Digital Art: Composing across Modalities

By Tom Porter

“My work engages the problem of designing systems,” says senior music lecturer Frank Mauceri, who writes computer code that creates both electronic music and digital art. “I am fascinated by the heuristic potentials of generative systems, and I depend on being surprised by the traces they leave,” he adds.

mauceri photo

A selection of Mauceri’s visual artworks is currently on display at Cove Street Arts, a gallery in downtown Portland dedicated to highlighting contemporary art in Maine. The finely crafted, computer-generated black-and-white line drawings are part of an exhibition called Paperwork, featuring works on paper by four Maine artists.

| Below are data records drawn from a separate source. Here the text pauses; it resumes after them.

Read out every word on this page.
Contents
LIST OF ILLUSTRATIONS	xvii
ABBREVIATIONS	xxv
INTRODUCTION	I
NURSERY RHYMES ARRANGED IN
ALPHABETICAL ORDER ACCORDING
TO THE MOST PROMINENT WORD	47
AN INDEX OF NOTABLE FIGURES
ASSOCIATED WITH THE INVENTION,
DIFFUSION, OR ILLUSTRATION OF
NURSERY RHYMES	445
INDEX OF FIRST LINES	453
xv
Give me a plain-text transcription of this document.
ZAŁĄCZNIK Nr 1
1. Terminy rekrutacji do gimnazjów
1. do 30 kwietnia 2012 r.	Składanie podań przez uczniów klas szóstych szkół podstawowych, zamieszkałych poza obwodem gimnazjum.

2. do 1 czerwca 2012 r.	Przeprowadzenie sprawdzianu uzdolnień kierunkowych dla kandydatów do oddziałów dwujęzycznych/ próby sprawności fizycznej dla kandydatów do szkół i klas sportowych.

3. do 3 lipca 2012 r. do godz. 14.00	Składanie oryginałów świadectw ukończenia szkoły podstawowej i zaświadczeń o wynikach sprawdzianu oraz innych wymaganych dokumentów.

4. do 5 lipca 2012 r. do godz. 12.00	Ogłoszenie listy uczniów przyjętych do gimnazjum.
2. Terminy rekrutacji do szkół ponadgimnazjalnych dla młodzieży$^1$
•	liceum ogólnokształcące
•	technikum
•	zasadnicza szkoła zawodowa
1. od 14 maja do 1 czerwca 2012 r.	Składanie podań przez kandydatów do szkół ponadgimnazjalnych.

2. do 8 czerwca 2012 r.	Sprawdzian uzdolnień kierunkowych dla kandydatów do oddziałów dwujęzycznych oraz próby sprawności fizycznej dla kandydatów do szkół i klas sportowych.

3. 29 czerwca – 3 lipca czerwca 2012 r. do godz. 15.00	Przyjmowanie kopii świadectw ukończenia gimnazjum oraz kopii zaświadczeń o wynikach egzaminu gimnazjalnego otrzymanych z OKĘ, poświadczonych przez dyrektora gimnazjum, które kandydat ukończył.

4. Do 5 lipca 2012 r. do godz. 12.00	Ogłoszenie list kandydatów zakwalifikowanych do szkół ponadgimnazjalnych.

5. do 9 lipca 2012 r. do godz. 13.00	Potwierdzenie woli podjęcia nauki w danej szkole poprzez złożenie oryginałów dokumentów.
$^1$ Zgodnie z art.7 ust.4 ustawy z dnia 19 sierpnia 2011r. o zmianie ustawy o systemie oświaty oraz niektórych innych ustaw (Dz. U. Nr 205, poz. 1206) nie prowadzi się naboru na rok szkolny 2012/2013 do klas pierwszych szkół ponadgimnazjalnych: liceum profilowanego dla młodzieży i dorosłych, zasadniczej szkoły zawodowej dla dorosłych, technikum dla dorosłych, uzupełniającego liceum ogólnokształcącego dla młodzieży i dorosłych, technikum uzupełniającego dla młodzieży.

 An Artist Statement, by Frank Mauceri:

  • A drawing begins with a line, pulled across space, leaving a trace of motion in time.
  • A drawing is a system of selections, with an outcome unknown.
  • A drawing is a plan, an assignment offered as an instruction to make.

I invent experimental systems, processes that leave traces; lines in motion.

I do not know the outcome in advance.

Rather than make the patterns I want, patterns emerge from the systems I want. 

Beyond their mere existence, these traces invite me – and, I hope, others – to discover and invent the sense or meaning they might have, in the context of the processes that left them.

These traces are concrete insofar as they are only marks on paper: they do not construct metaphor; they do not desire alternate systems; they do not design a new society.

We are invited to take on those tasks as viewers.

Paperwork is on display at Cove Street Arts until January 11, 2020.